It is felt by a number of APF members that the Government could be doing more to set a strategic intent in relation to reducing arson. The impending refresh of the national fire and Rescue service framework may provide a significant opportunity for the Government to redress this given that 45% of all fires are deliberate (12% of all primary fires) and that arson is increasing after a long period of decline.
At a local level, it is recognised that Fire and Rescue Service Integrated Risk Management Planning should be explicit in terms of arson reduction (where required) and this should link to Police and Crime Commissioner Crime Plans given the need for both police and fire to work better together.
The opportunity to join up Arson reduction activity now that police and fire share the same policy team within the Home Office should not be missed. A focus on increased collaboration at local level should be mirrored in policy terms in Central Government.
The inability to provide Incident Reporting System data (fire and Rescue service activity) remains a limiting factor and this is contrasted sharply with the ability for the public to access police data and local crime information in their local area. The latter provides significant visibility and allows local residents to hold the police to account through provision of information whilst this is not available to the same degree for scrutiny of fire and rescue service activity.
It is disappointing to see that the significant commitment by fire policy officials to the work of the Arson Prevention Forum when in the Department of Communities and Local Government ended with the move of Fire Policy into the Home Office.
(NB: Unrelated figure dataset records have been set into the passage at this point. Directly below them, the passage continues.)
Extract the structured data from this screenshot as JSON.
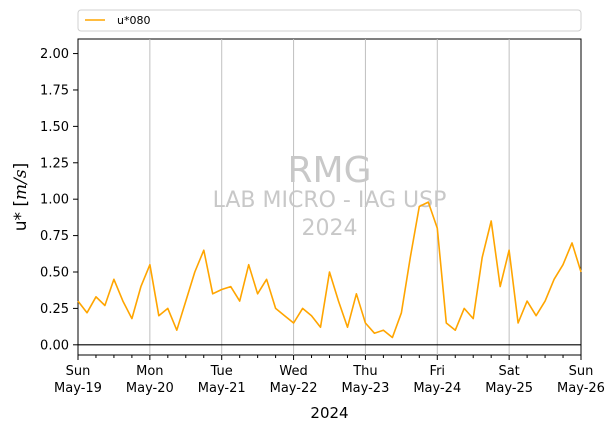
{
  "chart_data": {
    "type": "line",
    "xlabel": "2024",
    "ylabel": "u* [m/s]",
    "ylabel_parts": {
      "base": "u* [",
      "italic": "m/s",
      "end": "]"
    },
    "x_range": [
      "2024-05-19 00:00",
      "2024-05-26 00:00"
    ],
    "ylim": [
      -0.07,
      2.1
    ],
    "yticks": [
      "0.00",
      "0.25",
      "0.50",
      "0.75",
      "1.00",
      "1.25",
      "1.50",
      "1.75",
      "2.00"
    ],
    "ytick_values": [
      0,
      0.25,
      0.5,
      0.75,
      1.0,
      1.25,
      1.5,
      1.75,
      2.0
    ],
    "xticks": [
      {
        "day": "Sun",
        "date": "May-19"
      },
      {
        "day": "Mon",
        "date": "May-20"
      },
      {
        "day": "Tue",
        "date": "May-21"
      },
      {
        "day": "Wed",
        "date": "May-22"
      },
      {
        "day": "Thu",
        "date": "May-23"
      },
      {
        "day": "Fri",
        "date": "May-24"
      },
      {
        "day": "Sat",
        "date": "May-25"
      },
      {
        "day": "Sun",
        "date": "May-26"
      }
    ],
    "grid": "vertical lines at day ticks",
    "horizontal_reference_line": 0,
    "legend_placement": "above plot, left",
    "watermark": {
      "line1": "RMG",
      "line2": "LAB MICRO - IAG USP",
      "line3": "2024"
    },
    "series": [
      {
        "name": "u*080",
        "color": "#FFA500",
        "x": [
          "2024-05-19 00:00",
          "2024-05-19 03:00",
          "2024-05-19 06:00",
          "2024-05-19 09:00",
          "2024-05-19 12:00",
          "2024-05-19 15:00",
          "2024-05-19 18:00",
          "2024-05-19 21:00",
          "2024-05-20 00:00",
          "2024-05-20 03:00",
          "2024-05-20 06:00",
          "2024-05-20 09:00",
          "2024-05-20 12:00",
          "2024-05-20 15:00",
          "2024-05-20 18:00",
          "2024-05-20 21:00",
          "2024-05-21 00:00",
          "2024-05-21 03:00",
          "2024-05-21 06:00",
          "2024-05-21 09:00",
          "2024-05-21 12:00",
          "2024-05-21 15:00",
          "2024-05-21 18:00",
          "2024-05-21 21:00",
          "2024-05-22 00:00",
          "2024-05-22 03:00",
          "2024-05-22 06:00",
          "2024-05-22 09:00",
          "2024-05-22 12:00",
          "2024-05-22 15:00",
          "2024-05-22 18:00",
          "2024-05-22 21:00",
          "2024-05-23 00:00",
          "2024-05-23 03:00",
          "2024-05-23 06:00",
          "2024-05-23 09:00",
          "2024-05-23 12:00",
          "2024-05-23 15:00",
          "2024-05-23 18:00",
          "2024-05-23 21:00",
          "2024-05-24 00:00",
          "2024-05-24 03:00",
          "2024-05-24 06:00",
          "2024-05-24 09:00",
          "2024-05-24 12:00",
          "2024-05-24 15:00",
          "2024-05-24 18:00",
          "2024-05-24 21:00",
          "2024-05-25 00:00",
          "2024-05-25 03:00",
          "2024-05-25 06:00",
          "2024-05-25 09:00",
          "2024-05-25 12:00",
          "2024-05-25 15:00",
          "2024-05-25 18:00",
          "2024-05-25 21:00",
          "2024-05-26 00:00"
        ],
        "values": [
          0.3,
          0.22,
          0.33,
          0.27,
          0.45,
          0.3,
          0.18,
          0.4,
          0.55,
          0.2,
          0.25,
          0.1,
          0.3,
          0.5,
          0.65,
          0.35,
          0.38,
          0.4,
          0.3,
          0.55,
          0.35,
          0.45,
          0.25,
          0.2,
          0.15,
          0.25,
          0.2,
          0.12,
          0.5,
          0.3,
          0.12,
          0.35,
          0.15,
          0.08,
          0.1,
          0.05,
          0.22,
          0.6,
          0.95,
          0.98,
          0.8,
          0.15,
          0.1,
          0.25,
          0.18,
          0.6,
          0.85,
          0.4,
          0.65,
          0.15,
          0.3,
          0.2,
          0.3,
          0.45,
          0.55,
          0.7,
          0.5
        ]
      }
    ]
  }
}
This would have seemed to be an ideal opportunity to join up Fire and Police Central Government policy.
Central Government policy with respect to Arson in terms of support by officials is subsumed within the Anti-Social Behaviour agenda. Whilst ASB does blight local communities and provides a high volume of low level incidents, this focus does not take into account the £1b in fire losses (of which it is estimated that £250-£450m relates to arson) or the significant lives lost each year as a result of deliberate fires.
It is suggested that a greater focus could be placed on tackling this crime and that the Home Office and Her Majesty's Inspectorate of Constabulary (HMIC) could provide greater transparency on the policing and fire response to arson.
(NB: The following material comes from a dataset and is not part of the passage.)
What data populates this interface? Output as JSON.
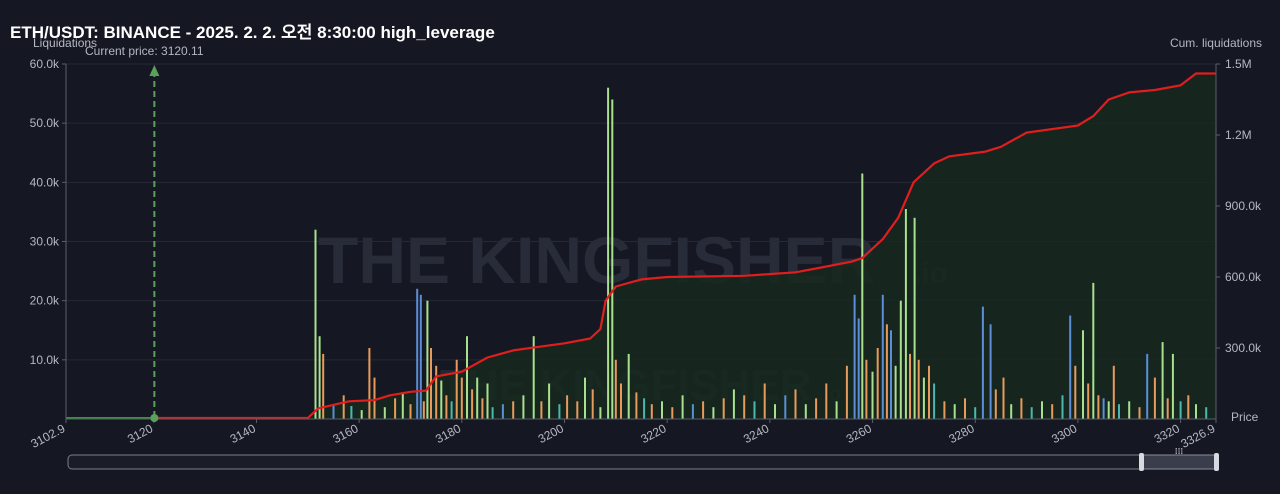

A focus on life protection within the Building Regulations is recognised but at the same time, property protection is important in economic terms as business interruption as a result of arson will see some enterprises going out of business and with it, reduced business rates and lost employment which will have a negative economic impact.
As a result of risk assessments conducted following the Grenfell Tower disaster, car parking and storage of refuse where this exists underneath tower blocks (not underground car parks) has been assessed and restrictions put in place in some areas including removal of car parking as well as alternative refuse collection/storage areas. This will reduce the risk of arson as removal of items that could spread fire will mean that the area under flats is more sterile. This could be designed out of future buildings through revision to Approved Document B and remain part of the risk assessment for existing buildings undertaken by the responsible person.